Les infractions ont commencé bien avant la révolution de 2011, mais leur nombre a aug­menté ces deux dernières années, en raison du vide sécuritaire.

Les responsables de la forêt pétrifiée se plaignent du manque de bonne volonté de la part de la police. « On a l’impression qu’elle ne veut pas nous aider », déplore Mohamad Talaat, président du secteur de la protection de la nature au ministère. « A chaque fois que nous découvrons des infractions, nous essayons d’intenter des procès-verbaux, mais la police n’est pas du tout coopérative et nous met même parfois des bâtons dans les roues. Nous devons à chaque fois insister pour prou­ver les faits et inciter la police à accepter notre plainte », ajoute Talaat.

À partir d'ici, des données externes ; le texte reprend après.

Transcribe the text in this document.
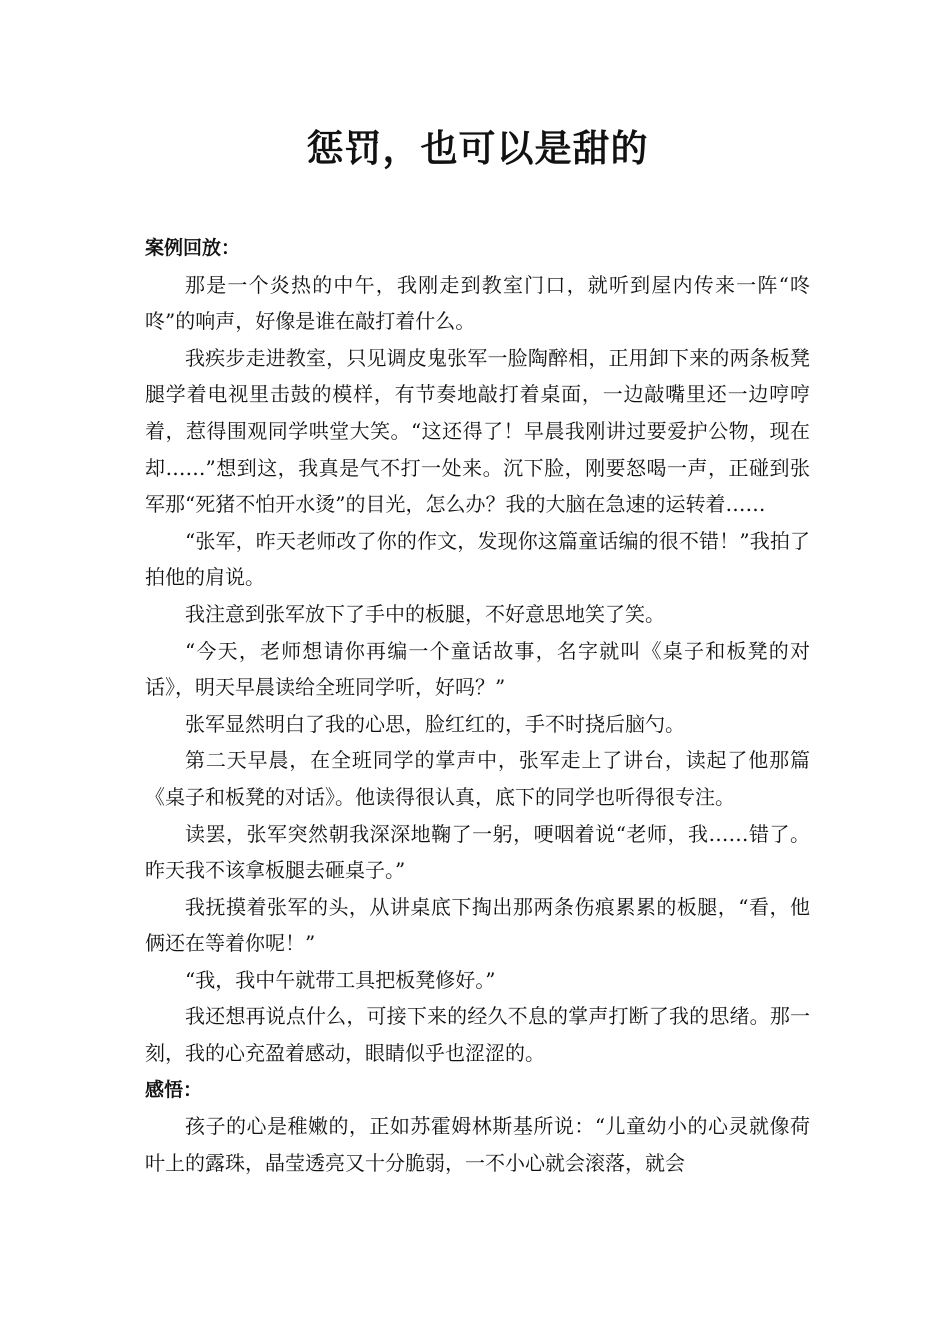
惩罚，也可以是甜的

案例回放：

那是一个炎热的中午，我刚走到教室门口，就听到屋内传来一阵“咚咚”的响声，好像是谁在敲打着什么。

我疾步走进教室，只见调皮鬼张军一脸陶醉相，正用卸下来的两条板凳腿学着电视里击鼓的模样，有节奏地敲打着桌面，一边敲嘴里还一边哼哼着，惹得围观同学哄堂大笑。“这还得了！早晨我刚讲过要爱护公物，现在却……”想到这，我真是气不打一处来。沉下脸，刚要怒喝一声，正碰到张军那“死猪不怕开水烫”的目光，怎么办？我的大脑在急速的运转着……

“张军，昨天老师改了你的作文，发现你这篇童话编的很不错！”我拍了拍他的肩说。

我注意到张军放下了手中的板腿，不好意思地笑了笑。

“今天，老师想请你再编一个童话故事，名字就叫《桌子和板凳的对话》，明天早晨读给全班同学听，好吗？”

张军显然明白了我的心思，脸红红的，手不时挠后脑勺。

第二天早晨，在全班同学的掌声中，张军走上了讲台，读起了他那篇《桌子和板凳的对话》。他读得很认真，底下的同学也听得很专注。

读罢，张军突然朝我深深地鞠了一躬，哽咽着说“老师，我……错了。昨天我不该拿板腿去砸桌子。”

我抚摸着张军的头，从讲桌底下掏出那两条伤痕累累的板腿，“看，他俩还在等着你呢！”

“我，我中午就带工具把板凳修好。”

我还想再说点什么，可接下来的经久不息的掌声打断了我的思绪。那一刻，我的心充盈着感动，眼睛似乎也涩涩的。

感悟：

孩子的心是稚嫩的，正如苏霍姆林斯基所说：“儿童幼小的心灵就像荷叶上的露珠，晶莹透亮又十分脆弱，一不小心就会滚落，就会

La forêt pétrifiée est âgée de 35 millions d’années, ce qui fait d’elle un élément rare du patrimoine naturel, culturel, scientifique et touristique. Appelée également « Mont du bois » dans certains articles scientifiques, elle présente un intérêt inestimable pour les scien­tifiques et les chercheurs en égyptologie et en histoire de la Terre. Si les vols de sable se poursuivent, s’alarme Mohamad Al-Hiwihi, « le site perdra son importance peu à peu ». Il est temps d’agir .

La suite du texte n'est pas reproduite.